In alcuni momenti mi soffermavo ad annuire amaramente e mi commuoveva scoprire che anche un magistrato può vedere ciò che vedo io ogni giorno da avvocata: carceri brutte, sporche, sovraffollate, disorganizzate, decadenti, fatiscenti, tristi, avvilentI, senza servizi, con poco personale rispetto alle effettive necessità.
Alcuni penseranno “Bene! Così deve essere una prigione! I delinquenti devono soffrire!”
E invece no, proprio no.
Coloro che delinquono non devono soffrire, anzi: se delinquono è proprio perché sono già in una condizione di estremo disagio e devono essere messi in condizione di non dover più commettere reati.

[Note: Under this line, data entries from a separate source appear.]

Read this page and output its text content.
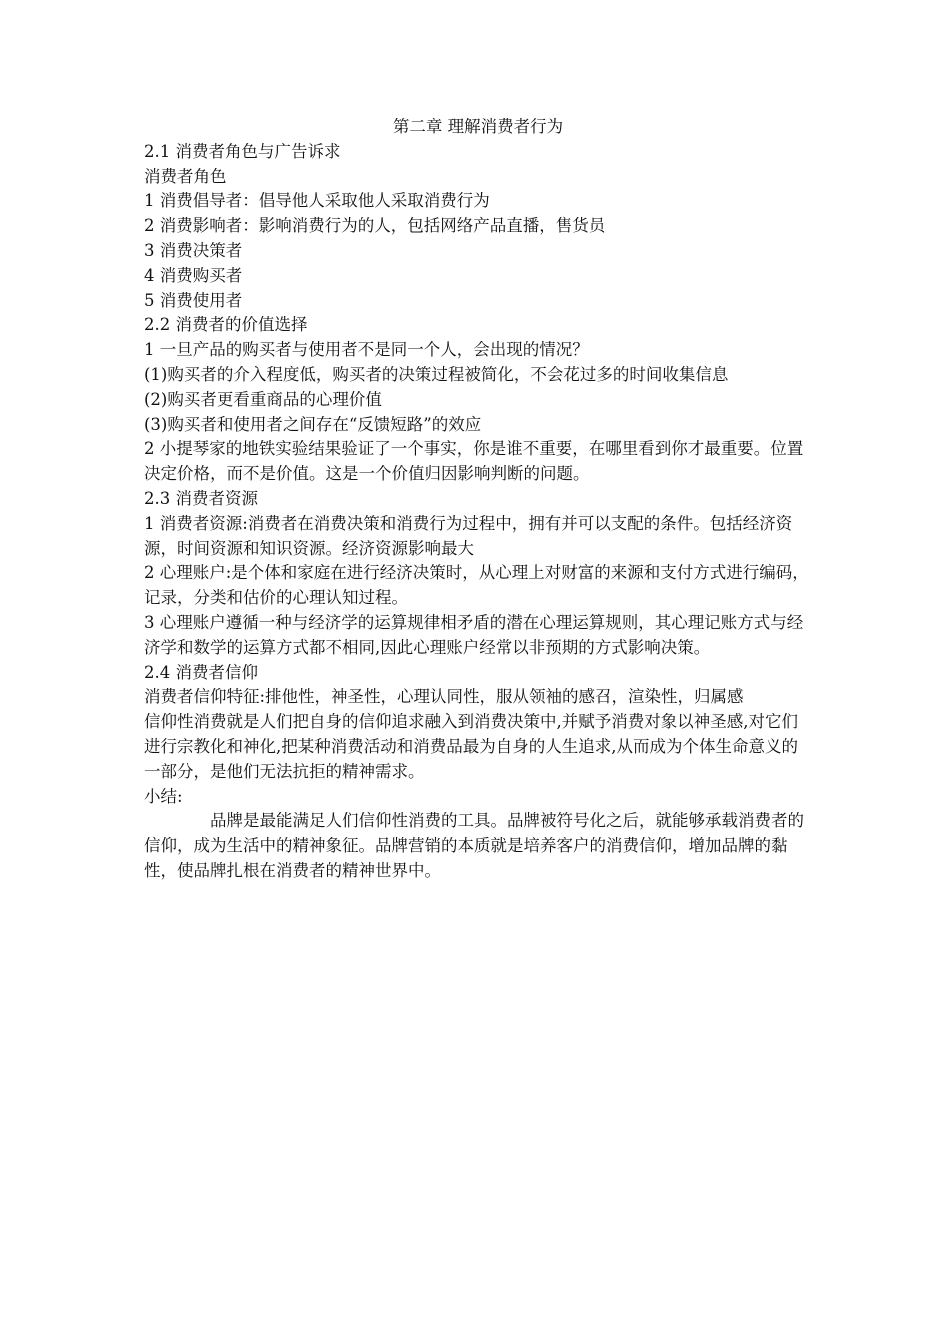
第二章 理解消费者行为
2.1 消费者角色与广告诉求
消费者角色
1 消费倡导者：倡导他人采取他人采取消费行为
2 消费影响者：影响消费行为的人，包括网络产品直播，售货员
3 消费决策者
4 消费购买者
5 消费使用者
2.2 消费者的价值选择
1 一旦产品的购买者与使用者不是同一个人，会出现的情况？
(1)购买者的介入程度低，购买者的决策过程被简化，不会花过多的时间收集信息
(2)购买者更看重商品的心理价值
(3)购买者和使用者之间存在“反馈短路”的效应
2 小提琴家的地铁实验结果验证了一个事实，你是谁不重要，在哪里看到你才最重要。位置决定价格，而不是价值。这是一个价值归因影响判断的问题。
2.3 消费者资源
1 消费者资源:消费者在消费决策和消费行为过程中，拥有并可以支配的条件。包括经济资源，时间资源和知识资源。经济资源影响最大
2 心理账户:是个体和家庭在进行经济决策时，从心理上对财富的来源和支付方式进行编码，记录，分类和估价的心理认知过程。
3 心理账户遵循一种与经济学的运算规律相矛盾的潜在心理运算规则，其心理记账方式与经济学和数学的运算方式都不相同,因此心理账户经常以非预期的方式影响决策。
2.4 消费者信仰
消费者信仰特征:排他性，神圣性，心理认同性，服从领袖的感召，渲染性，归属感
信仰性消费就是人们把自身的信仰追求融入到消费决策中,并赋予消费对象以神圣感,对它们进行宗教化和神化,把某种消费活动和消费品最为自身的人生追求,从而成为个体生命意义的一部分，是他们无法抗拒的精神需求。
小结:
品牌是最能满足人们信仰性消费的工具。品牌被符号化之后，就能够承载消费者的信仰，成为生活中的精神象征。品牌营销的本质就是培养客户的消费信仰，增加品牌的黏性，使品牌扎根在消费者的精神世界中。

Perché solo stando bene, a livello mentale e psicofisico, trovando una propria dimensione personale, sociale e lavorativa si può smettere di delinquere.
E in un carcere dove non si studia, non si lavora, non si incentivano le passioni e gli interessi, non si stimolano la crescita interiore e l’evoluzione individuale, ma al contrario si costringono le persone a stare in condizioni squallide e disumane, nella totale inerzia e nella miseria intellettiva ed emotiva, non ci sarà rieducazione ma solo abbrutimento morale e materiale, con conseguente incattivimento.

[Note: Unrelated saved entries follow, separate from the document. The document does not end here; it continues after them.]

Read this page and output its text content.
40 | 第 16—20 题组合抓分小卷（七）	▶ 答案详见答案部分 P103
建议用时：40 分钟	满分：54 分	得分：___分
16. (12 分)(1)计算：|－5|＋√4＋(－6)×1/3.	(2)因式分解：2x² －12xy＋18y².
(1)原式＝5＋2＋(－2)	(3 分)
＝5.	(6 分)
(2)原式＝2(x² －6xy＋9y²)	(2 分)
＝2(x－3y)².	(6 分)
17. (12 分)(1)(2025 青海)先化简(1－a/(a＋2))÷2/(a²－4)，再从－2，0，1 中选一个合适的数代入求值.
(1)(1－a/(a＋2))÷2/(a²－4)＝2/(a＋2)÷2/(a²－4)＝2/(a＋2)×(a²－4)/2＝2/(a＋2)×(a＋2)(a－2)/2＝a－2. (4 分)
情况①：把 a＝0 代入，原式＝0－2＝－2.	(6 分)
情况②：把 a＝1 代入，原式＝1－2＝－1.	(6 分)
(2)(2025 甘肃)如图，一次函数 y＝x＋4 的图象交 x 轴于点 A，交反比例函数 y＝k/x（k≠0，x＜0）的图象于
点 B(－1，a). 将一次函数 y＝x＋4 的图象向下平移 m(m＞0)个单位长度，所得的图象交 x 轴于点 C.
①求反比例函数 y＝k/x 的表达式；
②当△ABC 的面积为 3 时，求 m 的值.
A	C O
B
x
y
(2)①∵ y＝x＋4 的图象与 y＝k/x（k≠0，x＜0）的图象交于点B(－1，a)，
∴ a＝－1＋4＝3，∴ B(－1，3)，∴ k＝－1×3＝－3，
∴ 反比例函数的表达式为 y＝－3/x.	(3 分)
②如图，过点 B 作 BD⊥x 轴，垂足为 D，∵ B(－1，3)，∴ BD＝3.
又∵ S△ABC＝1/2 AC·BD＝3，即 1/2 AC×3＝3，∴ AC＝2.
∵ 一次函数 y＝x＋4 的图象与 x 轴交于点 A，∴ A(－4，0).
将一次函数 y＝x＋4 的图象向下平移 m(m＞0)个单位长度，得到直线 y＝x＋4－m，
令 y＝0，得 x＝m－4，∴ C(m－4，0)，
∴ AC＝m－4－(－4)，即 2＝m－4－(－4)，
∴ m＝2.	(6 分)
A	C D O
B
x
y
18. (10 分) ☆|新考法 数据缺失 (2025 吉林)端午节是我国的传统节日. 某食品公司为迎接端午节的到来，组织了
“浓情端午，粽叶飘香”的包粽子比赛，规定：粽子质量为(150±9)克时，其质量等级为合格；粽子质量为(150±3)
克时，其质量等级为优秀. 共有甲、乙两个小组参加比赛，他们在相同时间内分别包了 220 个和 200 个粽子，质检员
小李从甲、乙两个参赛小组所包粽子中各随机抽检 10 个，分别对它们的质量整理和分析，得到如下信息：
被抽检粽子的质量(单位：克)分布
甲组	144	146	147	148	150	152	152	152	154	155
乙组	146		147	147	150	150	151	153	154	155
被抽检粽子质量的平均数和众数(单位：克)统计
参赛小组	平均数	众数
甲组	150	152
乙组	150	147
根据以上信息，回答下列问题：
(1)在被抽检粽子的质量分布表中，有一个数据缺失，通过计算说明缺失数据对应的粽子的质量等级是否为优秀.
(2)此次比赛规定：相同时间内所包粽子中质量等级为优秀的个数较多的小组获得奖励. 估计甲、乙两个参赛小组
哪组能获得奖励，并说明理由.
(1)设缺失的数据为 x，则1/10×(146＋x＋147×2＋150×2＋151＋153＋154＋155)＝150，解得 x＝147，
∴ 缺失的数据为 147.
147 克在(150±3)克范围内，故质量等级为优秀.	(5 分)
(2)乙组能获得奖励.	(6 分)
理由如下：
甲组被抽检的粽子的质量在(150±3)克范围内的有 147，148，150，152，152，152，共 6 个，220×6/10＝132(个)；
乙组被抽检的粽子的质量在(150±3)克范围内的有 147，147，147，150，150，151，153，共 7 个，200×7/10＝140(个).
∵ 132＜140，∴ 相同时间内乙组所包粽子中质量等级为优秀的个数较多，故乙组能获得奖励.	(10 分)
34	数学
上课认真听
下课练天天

E si restituiranno così alla società, alla fine della loro pena, persone ancora in difficoltà, più arrabbiare di prima, senza prospettive, senza futuro, con disturbi di comportamento, psichiatrici o psicologici, che saranno quindi ancora soggetti pericolosi. Che inevitabilmente continueranno a fare ciò che facevano prima, poiché non hanno altri strumenti per affrancarsi dai loro problemi.
Se tutti lottiamo per un sistema penitenziario migliore, per avere delle prigioni più umane, più ricche di insegnanti e di professionisti della salute mentale, di operatori e dirigenti illuminati, più organizzate e anche più belle esteticamente (perché la bellezza ispira il meglio, come sappiamo bene noi italiani!) facciamo un favore a noi stessi come collettività: perché ci garantiamo che chi sbaglia commettendo reati, possa essere recuperato, possa conoscere un’alternativa al male, possa scoprire che vivere nella legalità è fattibile e soddisfacente.